Chunjiang Ge,Sijie Cheng,Ziming Wang,Jiale Yuan,Yuan Gao,Jun Song,Shiji Song,Gao Huang,Bo Zheng
2024-05-25
Abstract:High-resolution Large Multimodal Models (LMMs) encounter the challenges of excessive visual tokens and quadratic visual complexity. Current high-resolution LMMs address the quadratic complexity while still generating excessive visual tokens. However, the redundancy in visual tokens is the key problem as it leads to more substantial compute. To mitigate this issue, we propose ConvLLaVA, which employs ConvNeXt, a hierarchical backbone, as the visual encoder of LMM to replace Vision Transformer (ViT). ConvLLaVA compresses high-resolution images into information-rich visual features, effectively preventing the generation of excessive visual tokens. To enhance the capabilities of ConvLLaVA, we propose two critical optimizations. Since the low-resolution pretrained ConvNeXt underperforms when directly applied on high resolution, we update it to bridge the gap. Moreover, since ConvNeXt's original compression ratio is inadequate for much higher resolution inputs, we train a successive stage to further compress the visual tokens, thereby reducing redundancy. These optimizations enable ConvLLaVA to support inputs of 1536x1536 resolution generating only 576 visual tokens, capable of handling images of arbitrary aspect ratios. Experimental results demonstrate that our method achieves competitive performance with state-of-the-art models on mainstream benchmarks. The ConvLLaVA model series are publicly available at
Computer Vision and Pattern Recognition
What problem does this paper attempt to address?

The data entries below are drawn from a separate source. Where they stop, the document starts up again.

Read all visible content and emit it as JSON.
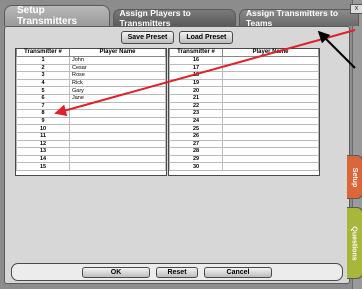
{
  "tabs": [
    {
      "label": "Setup Transmitters"
    },
    {
      "label": "Assign Players to Transmitters"
    },
    {
      "label": "Assign Transmitters to Teams"
    }
  ],
  "toolbar": {
    "save_preset": "Save Preset",
    "load_preset": "Load Preset"
  },
  "table_headers": {
    "transmitter": "Transmitter #",
    "player": "Player Name"
  },
  "left_rows": [
    {
      "num": "1",
      "name": "John"
    },
    {
      "num": "2",
      "name": "Cesar"
    },
    {
      "num": "3",
      "name": "Rose"
    },
    {
      "num": "4",
      "name": "Rick"
    },
    {
      "num": "5",
      "name": "Gary"
    },
    {
      "num": "6",
      "name": "Jane"
    },
    {
      "num": "7",
      "name": ""
    },
    {
      "num": "8",
      "name": ""
    },
    {
      "num": "9",
      "name": ""
    },
    {
      "num": "10",
      "name": ""
    },
    {
      "num": "11",
      "name": ""
    },
    {
      "num": "12",
      "name": ""
    },
    {
      "num": "13",
      "name": ""
    },
    {
      "num": "14",
      "name": ""
    },
    {
      "num": "15",
      "name": ""
    }
  ],
  "right_rows": [
    {
      "num": "16",
      "name": ""
    },
    {
      "num": "17",
      "name": ""
    },
    {
      "num": "18",
      "name": ""
    },
    {
      "num": "19",
      "name": ""
    },
    {
      "num": "20",
      "name": ""
    },
    {
      "num": "21",
      "name": ""
    },
    {
      "num": "22",
      "name": ""
    },
    {
      "num": "23",
      "name": ""
    },
    {
      "num": "24",
      "name": ""
    },
    {
      "num": "25",
      "name": ""
    },
    {
      "num": "26",
      "name": ""
    },
    {
      "num": "27",
      "name": ""
    },
    {
      "num": "28",
      "name": ""
    },
    {
      "num": "29",
      "name": ""
    },
    {
      "num": "30",
      "name": ""
    }
  ],
  "bottom": {
    "ok": "OK",
    "reset": "Reset",
    "cancel": "Cancel"
  },
  "side_tabs": {
    "setup": "Setup",
    "questions": "Questions"
  },
  "close": "x",
  "colors": {
    "setup_tab": "#d9673a",
    "questions_tab": "#a9b63c",
    "arrow_red": "#e0202a",
    "arrow_black": "#000000"
  }
}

This paper mainly discusses the challenges faced by Large Multimodal Models (LMMs) in processing high-resolution images, namely the redundancy of visual tokens and the quadratic complexity of visual information. Although current methods solve the quadratic complexity issue, they still generate excessive visual tokens, which increases the computational burden. To address this, the paper proposes ConvLLaVA, a hierarchical model that uses ConvNeXt as the visual encoder, replacing Vision Transformer (ViT). ConvLLaVA effectively avoids the generation of excessive visual tokens by compressing high-resolution images into information-rich visual features. The paper mentions that ConvNeXt has linear spatial complexity and generates fewer visual tokens than ViT at the same resolution, reducing the computational burden of Large Language Models (LLMs). To enhance the capabilities of ConvLLaVA, the paper proposes two key optimizations: updating the pre-training of ConvNeXt on low-resolution images to adapt to high-resolution images, and further compressing visual tokens through an additional ConvNeXt stage to reduce redundancy. These optimizations enable ConvLLaVA to support input resolutions up to 1536×1536 while generating only 576 visual tokens. Experimental results demonstrate that ConvLLaVA performs comparably to state-of-the-art models on mainstream benchmark tests and has advantages in handling images with arbitrary aspect ratios. The paper also compares other methods, such as using additional visual encoders or cropping methods, and points out their limitations and efficiency issues. In summary, this paper addresses the problem of effectively processing high-resolution images and reducing the computational cost and redundancy of visual tokens in Large Multimodal Models without sacrificing performance.